A long while back this notion was built into games in a very literal sense with the arcade. Once a hallowed proving ground, spotting an arcade cabinet now is like seeing the rib cage of some ancient beast jutting out from the dust. It used to be the creamy centre of the gaming crop. The hardware in the cabinets meant graphics beyond compare, but better still: the money you crammed into the slot was at once the price of admission and a bet. And anyone that’s scrabbled to keep their guard up against Dhalsim’s long lashing limbs while running on two pixel-rows of juice can attest to the world melting away, of being held in thrall in a way that doesn’t quite happen when you can press to continue without cost.
The thing about difficult games is that you seek the rewards that come from beating a steep challenge. We’re not talking in-game rewards; we’re talking about the cascading frisson of dopamine that explodes in your brain. In Daniel’s review of The Witness he describes this feeling vividly: “The urge to solve every puzzle in The Witness doesn’t just come from a desire to see what comes next, it comes from the desire to beat him. Or at least to prove that you are his equal.” He is talking there about wanting to beat the game’s designer, Jonathan Blow, but he’s also chasing that chemical rush that washes over you in an awesome wave when you figure out a tough puzzle.

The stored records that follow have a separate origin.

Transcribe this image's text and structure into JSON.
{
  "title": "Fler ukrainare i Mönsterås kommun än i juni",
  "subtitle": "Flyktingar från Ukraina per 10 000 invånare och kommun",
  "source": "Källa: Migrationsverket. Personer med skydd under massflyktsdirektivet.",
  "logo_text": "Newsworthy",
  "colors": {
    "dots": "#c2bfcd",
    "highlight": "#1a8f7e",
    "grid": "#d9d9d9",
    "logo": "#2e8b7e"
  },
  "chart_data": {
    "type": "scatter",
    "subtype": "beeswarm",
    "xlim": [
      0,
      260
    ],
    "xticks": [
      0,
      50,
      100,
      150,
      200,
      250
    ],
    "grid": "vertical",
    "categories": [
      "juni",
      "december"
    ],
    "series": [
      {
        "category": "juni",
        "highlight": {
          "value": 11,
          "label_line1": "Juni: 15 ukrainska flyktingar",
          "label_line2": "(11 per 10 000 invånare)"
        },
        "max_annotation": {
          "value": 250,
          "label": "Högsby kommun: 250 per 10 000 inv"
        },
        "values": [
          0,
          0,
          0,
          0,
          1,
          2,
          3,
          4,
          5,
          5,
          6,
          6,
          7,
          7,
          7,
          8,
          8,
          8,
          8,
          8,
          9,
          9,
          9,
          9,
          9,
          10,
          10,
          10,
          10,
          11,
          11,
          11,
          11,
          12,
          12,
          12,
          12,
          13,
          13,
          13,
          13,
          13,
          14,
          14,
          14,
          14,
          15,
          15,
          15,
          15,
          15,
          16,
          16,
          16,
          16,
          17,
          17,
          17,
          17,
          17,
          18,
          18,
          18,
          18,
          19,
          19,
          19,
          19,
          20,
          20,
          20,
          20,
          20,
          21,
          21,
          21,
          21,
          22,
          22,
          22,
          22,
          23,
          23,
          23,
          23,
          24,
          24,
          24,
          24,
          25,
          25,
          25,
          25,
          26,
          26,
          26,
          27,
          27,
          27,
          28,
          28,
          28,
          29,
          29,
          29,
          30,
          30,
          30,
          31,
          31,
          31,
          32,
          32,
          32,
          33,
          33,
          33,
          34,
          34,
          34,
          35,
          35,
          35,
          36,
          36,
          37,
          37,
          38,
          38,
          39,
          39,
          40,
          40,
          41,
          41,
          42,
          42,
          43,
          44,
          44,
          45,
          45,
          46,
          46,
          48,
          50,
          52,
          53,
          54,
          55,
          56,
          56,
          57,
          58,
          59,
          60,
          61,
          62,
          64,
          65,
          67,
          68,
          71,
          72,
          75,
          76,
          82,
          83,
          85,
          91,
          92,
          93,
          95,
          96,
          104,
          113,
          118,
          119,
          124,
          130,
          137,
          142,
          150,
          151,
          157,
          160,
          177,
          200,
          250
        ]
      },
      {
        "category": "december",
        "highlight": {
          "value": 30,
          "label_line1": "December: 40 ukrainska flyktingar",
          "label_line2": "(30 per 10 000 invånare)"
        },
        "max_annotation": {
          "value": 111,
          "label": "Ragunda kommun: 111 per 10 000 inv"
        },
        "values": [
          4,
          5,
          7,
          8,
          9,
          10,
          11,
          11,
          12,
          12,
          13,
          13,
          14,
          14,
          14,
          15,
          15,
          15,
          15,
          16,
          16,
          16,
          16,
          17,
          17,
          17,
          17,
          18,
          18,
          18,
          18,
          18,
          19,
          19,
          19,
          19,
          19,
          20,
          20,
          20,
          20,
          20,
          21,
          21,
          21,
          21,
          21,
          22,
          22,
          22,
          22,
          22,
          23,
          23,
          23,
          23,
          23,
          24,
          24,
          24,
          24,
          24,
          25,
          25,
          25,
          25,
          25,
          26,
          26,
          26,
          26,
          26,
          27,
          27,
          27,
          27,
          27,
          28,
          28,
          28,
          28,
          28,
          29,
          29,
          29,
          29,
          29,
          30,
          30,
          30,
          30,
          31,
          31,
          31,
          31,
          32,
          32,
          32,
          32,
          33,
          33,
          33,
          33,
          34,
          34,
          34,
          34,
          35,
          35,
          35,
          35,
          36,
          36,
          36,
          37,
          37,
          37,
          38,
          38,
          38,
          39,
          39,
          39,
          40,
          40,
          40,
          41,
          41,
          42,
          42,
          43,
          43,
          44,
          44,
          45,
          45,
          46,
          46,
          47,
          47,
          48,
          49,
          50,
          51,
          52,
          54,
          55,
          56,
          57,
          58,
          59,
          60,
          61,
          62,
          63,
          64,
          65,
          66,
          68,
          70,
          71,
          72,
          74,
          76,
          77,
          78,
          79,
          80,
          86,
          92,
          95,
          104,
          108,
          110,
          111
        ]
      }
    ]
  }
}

In an article from the Florida Atlantic University Press, Science Editor Andrew Fraieli talks about the way our brains are wired, saying, “Human brains are goal and accomplishment orientated. A person has an intent to do something, he/she succeeds, and subsequently gets a shot of dopamine.”
Professor of Psychology at FAU, Elan Barrenholtz likened video games to drugs, in that they are: “Similar to drugs, because it can create an artificial reward feedback loop.”
If you look at games like Hotline Miami and Super Meat Boy, games that suffuse steep challenge with the power to restart in a split-second upon failure, you can feel the weightlessness. The gameplay loop of these furious, sweaty-palmed challenges resembles a lying bastard’s polygraph test: with each sharp downfall you spike straight back up again, over and over, chasing that reward.
I should say that these games wouldn’t work any other way; they rely on speed, recklessness, and repetition to euphoric effect. It’s just that in the hazy neon motion-blur of a Hotline Miami rampage, I feel a sort of dreamy disconnect with what’s happening, which stands in stark contrast to my fight with Martyr Logarius back there. During that fight, my mind was saddled not with what was next, or who I wanted to beat, but instead was simply … there, on the roof of the castle. Nothing else mattered.
I should also say that difficulty is still important: it does help if there’s a good chance we’ll actually get to the game over screen for all this to mean anything. It’s just not enough on its own. Play is vivid when there are consequences that make us ache. Though we’ll groan and grumble in our hangovers, it’s the very act of saying ‘fuck it’ and accepting what comes after that makes what’s right in front of us so sweet.
What was it that John Lennon said? Play is what happens when you’re busy staring at the next high score … something like that anyway, and he would know – apparently he was well into Geometry Wars.